On Friday, acknowledging research by the International Council on Clean Transportation, the EPA and the California Air Resources Board said VW’s diesel fleet used secret software to bypass onboard pollution control equipment, except when a vehicle was actually undergoing emission tests.
“Industry analysts say the company was likely trying to reduce costs and improve performance to match its marketing,” Krisher and Jordans write. “VW got away with this scheme for seven years, and according to the EPA, didn’t come clean even when repeatedly confronted with evidence of excessive pollution.”
On Monday, AP said VW had recalled 500,000 vehicles. Then VW “stunned investors Tuesday by admitting that the problem was much bigger than that: internal investigations had found significant discrepancies in 11 million vehicles worldwide,” CNN Money reports.
“The story reads like the most paranoid anti-corporate fantasy, until you get to the line where the firm admits what it did, and then discover that Honda and Ford got caught years ago doing the same thing in a less sophisticated way,” writes Mark Kleiman, a professor of public policy at NYU/Marron. “There’s even a term of art for such tricks: they’re called ‘defeat devices’ because they’re designed to defeat emissions testing.”
The software was installed deliberately, and the scope of the deception was mind-boggling, Kleiman adds. “This wasn’t one rogue engineer or engineering group at work.
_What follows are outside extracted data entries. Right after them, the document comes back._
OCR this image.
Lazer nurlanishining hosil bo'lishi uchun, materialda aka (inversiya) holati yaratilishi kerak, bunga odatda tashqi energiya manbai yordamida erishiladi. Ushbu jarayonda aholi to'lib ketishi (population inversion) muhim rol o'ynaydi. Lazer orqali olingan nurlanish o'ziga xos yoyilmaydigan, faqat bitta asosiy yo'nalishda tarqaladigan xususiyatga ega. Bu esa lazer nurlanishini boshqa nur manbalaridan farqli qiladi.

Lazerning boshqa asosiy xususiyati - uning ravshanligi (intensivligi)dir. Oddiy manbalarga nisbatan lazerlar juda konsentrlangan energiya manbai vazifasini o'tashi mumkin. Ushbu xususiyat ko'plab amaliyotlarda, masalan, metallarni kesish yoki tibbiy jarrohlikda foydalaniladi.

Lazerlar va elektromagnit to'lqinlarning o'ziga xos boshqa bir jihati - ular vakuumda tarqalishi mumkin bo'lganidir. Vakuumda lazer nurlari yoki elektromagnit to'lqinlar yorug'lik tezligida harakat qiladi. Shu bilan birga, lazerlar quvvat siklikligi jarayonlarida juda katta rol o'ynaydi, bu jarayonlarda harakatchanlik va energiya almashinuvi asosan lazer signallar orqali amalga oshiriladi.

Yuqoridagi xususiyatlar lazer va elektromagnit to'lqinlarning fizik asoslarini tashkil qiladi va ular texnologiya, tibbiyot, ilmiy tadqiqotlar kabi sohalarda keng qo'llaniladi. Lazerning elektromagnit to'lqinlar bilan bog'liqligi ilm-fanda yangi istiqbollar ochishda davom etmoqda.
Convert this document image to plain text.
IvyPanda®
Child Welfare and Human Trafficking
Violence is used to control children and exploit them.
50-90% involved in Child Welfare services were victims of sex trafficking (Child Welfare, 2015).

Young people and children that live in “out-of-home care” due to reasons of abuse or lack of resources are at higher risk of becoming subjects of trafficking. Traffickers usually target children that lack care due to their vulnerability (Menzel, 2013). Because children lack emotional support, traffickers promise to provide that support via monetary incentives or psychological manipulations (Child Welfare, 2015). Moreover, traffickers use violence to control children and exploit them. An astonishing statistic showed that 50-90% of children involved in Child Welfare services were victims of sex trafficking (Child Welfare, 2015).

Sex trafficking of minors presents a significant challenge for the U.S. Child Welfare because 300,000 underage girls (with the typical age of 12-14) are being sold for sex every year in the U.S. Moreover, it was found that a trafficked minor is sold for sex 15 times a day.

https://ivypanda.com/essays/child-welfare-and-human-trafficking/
People up and down the chain had to be party to the crime. And note that the conspiracy held together for six years, and was finally broken not by an internal leak but by the work of outside scientists at West Virginia University. Wasn’t there a single decent human being around when this was being planned and carried out?”
The auto blog Jalopnik questions whether “Dieselgate” will mean the end of VW, since there’s no “obvious good fix” for the company’s diesel vehicles.
“It’s clear that, since they cheated, Volkswagen has a mode within the electronics of the vehicle that’ll make the engines in roughly 500,000 cars they sold run cleaner. It seems likely this fix will make the cars slower and less efficient,” writes analyst Matt Hardigee.
“That’s a fix that’ll make regulators happy, but it’s going to be pretty terrible for customers. The resale values of the vehicle could plummet. Volkswagen is going to face lawsuits. People will no longer trust Volkswagen and, in many cases, these are Volkswagen’s best customers.”